Un véritable cauchemar s'est déroulé dans le village alsacien d'Hagenbach, où un garçon de 9 ans a été découvert, nu et sous-alimenté, après avoir été séquestré par son père durant un an et demi. Cette tragédie suscite de vives interrogations sur la façon dont personne n'a pu alerter les autorités.
Malgré un signalement d'une riveraine ayant entendu des "bruits d’enfant" provenant d'une camionnette, aucune mesure n'a été prise. Selon le procureur de la République de Mulhouse, Nicolas Heitz, l'enfant, affaibli par une position assise prolongée, a dû être hospitalisé au moment de sa découverte.
Le père, un électricien de 43 ans, a avoué avoir enfermé son fils pour éviter qu'il ne soit placé en établissement psychiatrique, un choix apparemment soutenu par sa compagne de 37 ans. Pendant cette période, l'enfant a été contraint de vivre dans des conditions inhumaines, utilisant des sacs et des bouteilles pour ses besoins, et n'ayant pas pris de douche depuis plus d'un an. Aucun document médical ne prouve l'existence de problèmes psychiatriques comme l'affirmait le père.
La révélation de cette situation a provoqué consternation et colère à Hagenbach. "Les habitants, notamment ceux vivant près de la maison concernée, sont dévastés. Beaucoup se demandent comment une telle chose a pu se produire sous leurs yeux," a déclaré le maire, Christophe Ricklin.
Une enquête administrative va débuter
En réponse à cette affaire, le ministre de l'Éducation nationale, Édouard Geffray, a annoncé l'ouverture d'une enquête administrative visant à comprendre pourquoi personne n'a pu détecter la situation. Les premiers éléments suggèrent que l'enfant avait été inscrit à l'école à Mulhouse, mais n'y est pas resté après le déménagement de la famille.
Le système éducatif local semblerait avoir manqué de coordination.

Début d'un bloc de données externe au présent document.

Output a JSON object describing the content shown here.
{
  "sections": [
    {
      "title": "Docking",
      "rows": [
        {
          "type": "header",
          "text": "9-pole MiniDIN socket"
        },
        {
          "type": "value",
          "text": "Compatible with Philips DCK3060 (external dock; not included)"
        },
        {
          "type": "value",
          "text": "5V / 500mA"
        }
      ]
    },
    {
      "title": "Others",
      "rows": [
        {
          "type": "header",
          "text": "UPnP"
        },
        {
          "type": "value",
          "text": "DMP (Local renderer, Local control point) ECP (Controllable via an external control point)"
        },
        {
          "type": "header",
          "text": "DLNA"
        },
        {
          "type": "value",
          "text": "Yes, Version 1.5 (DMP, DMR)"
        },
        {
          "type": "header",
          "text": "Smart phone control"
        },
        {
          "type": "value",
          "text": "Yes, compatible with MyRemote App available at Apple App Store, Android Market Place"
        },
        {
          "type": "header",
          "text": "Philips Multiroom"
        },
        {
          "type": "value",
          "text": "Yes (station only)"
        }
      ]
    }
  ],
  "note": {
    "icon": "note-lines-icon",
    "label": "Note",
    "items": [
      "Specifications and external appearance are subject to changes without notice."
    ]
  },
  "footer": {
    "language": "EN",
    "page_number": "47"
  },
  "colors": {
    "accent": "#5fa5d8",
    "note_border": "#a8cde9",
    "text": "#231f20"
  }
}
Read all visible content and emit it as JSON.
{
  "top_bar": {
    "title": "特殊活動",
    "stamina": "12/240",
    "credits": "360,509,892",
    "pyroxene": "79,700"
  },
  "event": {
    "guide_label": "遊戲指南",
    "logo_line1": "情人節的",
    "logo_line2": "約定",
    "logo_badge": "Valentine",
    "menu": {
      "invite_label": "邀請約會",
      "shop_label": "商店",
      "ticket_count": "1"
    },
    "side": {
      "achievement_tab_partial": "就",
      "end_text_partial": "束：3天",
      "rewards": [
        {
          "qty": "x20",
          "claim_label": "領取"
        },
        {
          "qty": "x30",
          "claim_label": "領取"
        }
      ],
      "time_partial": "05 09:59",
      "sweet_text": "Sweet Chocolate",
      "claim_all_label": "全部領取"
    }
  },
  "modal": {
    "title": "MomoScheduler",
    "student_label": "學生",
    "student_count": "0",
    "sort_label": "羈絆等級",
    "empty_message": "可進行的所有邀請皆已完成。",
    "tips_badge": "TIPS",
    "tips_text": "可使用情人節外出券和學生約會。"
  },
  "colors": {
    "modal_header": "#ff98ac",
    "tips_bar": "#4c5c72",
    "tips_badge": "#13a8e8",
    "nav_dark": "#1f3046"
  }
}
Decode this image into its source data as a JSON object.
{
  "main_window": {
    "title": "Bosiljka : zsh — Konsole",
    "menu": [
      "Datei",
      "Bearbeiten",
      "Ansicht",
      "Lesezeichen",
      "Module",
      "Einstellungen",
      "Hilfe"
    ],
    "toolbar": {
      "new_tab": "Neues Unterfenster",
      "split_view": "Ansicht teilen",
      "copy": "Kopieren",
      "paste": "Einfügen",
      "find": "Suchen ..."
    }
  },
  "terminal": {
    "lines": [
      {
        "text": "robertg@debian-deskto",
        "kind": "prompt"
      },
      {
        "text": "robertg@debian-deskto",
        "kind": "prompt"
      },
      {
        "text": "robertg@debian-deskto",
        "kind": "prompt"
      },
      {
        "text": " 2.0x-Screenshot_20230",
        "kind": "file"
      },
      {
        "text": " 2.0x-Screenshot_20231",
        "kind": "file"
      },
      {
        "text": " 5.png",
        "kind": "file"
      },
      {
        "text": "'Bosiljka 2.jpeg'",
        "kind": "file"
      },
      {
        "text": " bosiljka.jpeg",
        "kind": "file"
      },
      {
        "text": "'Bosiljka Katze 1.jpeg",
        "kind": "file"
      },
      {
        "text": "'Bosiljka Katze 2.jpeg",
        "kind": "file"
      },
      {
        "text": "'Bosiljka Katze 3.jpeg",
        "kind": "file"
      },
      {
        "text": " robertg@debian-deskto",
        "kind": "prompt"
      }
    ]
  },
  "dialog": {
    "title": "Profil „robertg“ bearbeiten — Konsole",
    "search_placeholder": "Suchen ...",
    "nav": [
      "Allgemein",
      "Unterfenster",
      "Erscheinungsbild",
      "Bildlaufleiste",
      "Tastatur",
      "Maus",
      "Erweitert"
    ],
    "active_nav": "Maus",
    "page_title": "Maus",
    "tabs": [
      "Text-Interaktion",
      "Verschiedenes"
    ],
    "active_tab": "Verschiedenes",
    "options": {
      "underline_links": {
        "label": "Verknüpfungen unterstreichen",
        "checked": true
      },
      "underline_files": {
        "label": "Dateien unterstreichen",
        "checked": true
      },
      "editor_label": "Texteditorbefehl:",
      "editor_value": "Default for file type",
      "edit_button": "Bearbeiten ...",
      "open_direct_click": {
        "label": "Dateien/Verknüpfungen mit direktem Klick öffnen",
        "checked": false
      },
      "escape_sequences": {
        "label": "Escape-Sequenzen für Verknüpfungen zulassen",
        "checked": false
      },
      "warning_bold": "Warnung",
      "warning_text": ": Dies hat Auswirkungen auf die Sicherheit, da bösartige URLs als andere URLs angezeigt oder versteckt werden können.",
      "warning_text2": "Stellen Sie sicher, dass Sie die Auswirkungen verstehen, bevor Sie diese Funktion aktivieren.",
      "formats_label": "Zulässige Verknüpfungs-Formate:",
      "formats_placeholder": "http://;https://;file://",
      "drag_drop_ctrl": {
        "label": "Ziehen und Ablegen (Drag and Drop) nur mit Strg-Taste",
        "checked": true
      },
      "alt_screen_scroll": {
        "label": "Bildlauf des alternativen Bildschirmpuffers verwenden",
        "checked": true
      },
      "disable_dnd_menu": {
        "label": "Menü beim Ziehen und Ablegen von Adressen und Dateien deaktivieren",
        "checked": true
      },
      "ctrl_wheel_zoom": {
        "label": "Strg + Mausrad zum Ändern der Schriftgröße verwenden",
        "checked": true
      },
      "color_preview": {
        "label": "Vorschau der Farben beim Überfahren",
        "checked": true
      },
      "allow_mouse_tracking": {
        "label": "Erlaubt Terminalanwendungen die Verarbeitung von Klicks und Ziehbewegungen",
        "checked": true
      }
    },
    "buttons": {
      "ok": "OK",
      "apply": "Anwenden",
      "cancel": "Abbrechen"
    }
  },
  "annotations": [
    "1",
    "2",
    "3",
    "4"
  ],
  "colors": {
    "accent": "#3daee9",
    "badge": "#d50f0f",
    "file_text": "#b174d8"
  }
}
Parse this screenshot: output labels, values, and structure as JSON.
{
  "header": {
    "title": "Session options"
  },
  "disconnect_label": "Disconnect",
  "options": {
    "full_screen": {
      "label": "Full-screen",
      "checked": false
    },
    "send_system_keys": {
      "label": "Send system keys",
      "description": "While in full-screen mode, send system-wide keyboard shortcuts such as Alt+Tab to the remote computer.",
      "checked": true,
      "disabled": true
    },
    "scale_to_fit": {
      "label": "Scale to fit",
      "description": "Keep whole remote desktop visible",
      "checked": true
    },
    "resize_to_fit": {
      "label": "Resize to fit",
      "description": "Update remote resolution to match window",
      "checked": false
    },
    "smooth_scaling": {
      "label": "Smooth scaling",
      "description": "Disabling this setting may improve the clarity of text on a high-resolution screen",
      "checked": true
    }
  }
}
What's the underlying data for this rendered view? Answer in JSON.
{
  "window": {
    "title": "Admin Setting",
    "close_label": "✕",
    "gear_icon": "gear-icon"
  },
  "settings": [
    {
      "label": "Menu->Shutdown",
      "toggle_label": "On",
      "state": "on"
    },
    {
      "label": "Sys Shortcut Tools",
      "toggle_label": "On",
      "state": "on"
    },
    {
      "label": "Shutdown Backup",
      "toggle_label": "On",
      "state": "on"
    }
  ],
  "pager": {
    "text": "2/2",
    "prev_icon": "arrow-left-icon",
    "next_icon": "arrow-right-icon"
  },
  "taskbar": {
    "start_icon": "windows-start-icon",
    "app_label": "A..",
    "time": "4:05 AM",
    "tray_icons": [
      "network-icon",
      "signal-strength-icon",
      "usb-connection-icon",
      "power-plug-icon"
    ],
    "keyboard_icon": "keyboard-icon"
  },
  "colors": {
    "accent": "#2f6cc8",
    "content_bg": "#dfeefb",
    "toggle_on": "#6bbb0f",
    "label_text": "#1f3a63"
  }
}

Josiane Bigot, ancienne juge des enfants, a exprimé son indignation, affirmant que "l'Éducation nationale a un devoir d'alerte lorsqu'un enfant est déscolarisé". Des réformes sont nécessaires pour garantir que des situations similaires ne se reproduisent plus.
Contexte judiciaire
Le père de l'enfant a été placé en détention provisoire, conscient des accusations qui pèsent sur lui, comprenant des enlèvements et des privations de soins. Sa compagne, également mise en examen pour sa complicité, a fermement contesté les accusations.
La douleur et l'indignation face à cette problématique soulèvent des questions plus larges sur les mécanismes de protection de l'enfance. C'est une situation qui appelle une réflexion collective pour éviter qu'un tel drame ne se reproduise.